A senior Bharatiya Janata Party leader yesterday warned that protesters in Kerala would take the law into their hands if officials attempted to let women enter a hill temple at the centre of a raging controversy.
A political tinge for the controversy could help Prime Minister Narendra Modi’s party gain ground in Kerala, where it has never made much headway, and won just one of 98 seats it contested in the last elections to the state assembly in 2016.
Protests against women entering the temple grew yesterday, with hundreds of hardliners blocking three women from entering the Sabarimala temple for a third day.
The demonstrators were defying a Supreme Court verdict that overturned a decades-old ruling by a lower court denying entry to women.
“If the government is trying to implement its agenda in Sabarimala, we will prevent it, even by taking the law into our hands,” said K Surendran, the general secretary of the Bharatiya Janata Party in the state.
Surendran accused the state’s Communist Party government, which has tried to implement the verdict, of provoking devotees after police gave protection to some women who sought to reach the remote site.
He did not elaborate on what the party plans to do, however.
Three dozen priests staged a sit-in against the court verdict.
Television channels broadcast images of scores of police attempting to calm protesters, who consider the verdict a challenge to tradition and interference in religious affairs.

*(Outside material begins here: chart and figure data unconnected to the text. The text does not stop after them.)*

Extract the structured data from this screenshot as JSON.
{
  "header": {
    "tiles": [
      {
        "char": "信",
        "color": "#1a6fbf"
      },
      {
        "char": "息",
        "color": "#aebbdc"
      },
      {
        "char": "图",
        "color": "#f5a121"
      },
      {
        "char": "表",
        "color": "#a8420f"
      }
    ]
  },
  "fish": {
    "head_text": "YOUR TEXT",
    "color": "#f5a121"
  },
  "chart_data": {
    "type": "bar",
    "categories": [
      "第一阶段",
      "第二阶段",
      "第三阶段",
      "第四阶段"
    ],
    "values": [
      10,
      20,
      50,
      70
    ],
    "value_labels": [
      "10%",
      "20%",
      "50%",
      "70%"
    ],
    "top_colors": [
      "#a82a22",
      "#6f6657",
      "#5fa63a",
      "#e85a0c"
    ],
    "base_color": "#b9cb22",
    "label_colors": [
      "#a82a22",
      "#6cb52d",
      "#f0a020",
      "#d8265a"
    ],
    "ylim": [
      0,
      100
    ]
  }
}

The Supreme Court called the tradition patriarchal. The controversy has fired up Hindu religious sentiment.
Members of the BJP in the state have also strongly backed those seeking to block the entry of women.
Hindu hardliners, including members of the BJP’s youth wing, have clashed with police and attacked women, including journalists, who have tried to get to the temple.
Two women who got close were forced to turn back in the face of protests and a threat by the head priest to shut the temple if they entered, senior Kerala police official S Sreejith told reporters yesterday.
A third woman turned back at the request of police, citing the tension.
Meanwhile trustees of the temple, the Travancore Devasom Board (TDB), has decided to submit a detailed report about the happenings in and around the temple both to the Supreme Court and the Kerala High Court.
A Padmakumar, TDB president, said in the state capital that the board would soon approach their legal counsel for preparing the report.
“We have no intention to play political games with Sabarimala,” said Padmakumar.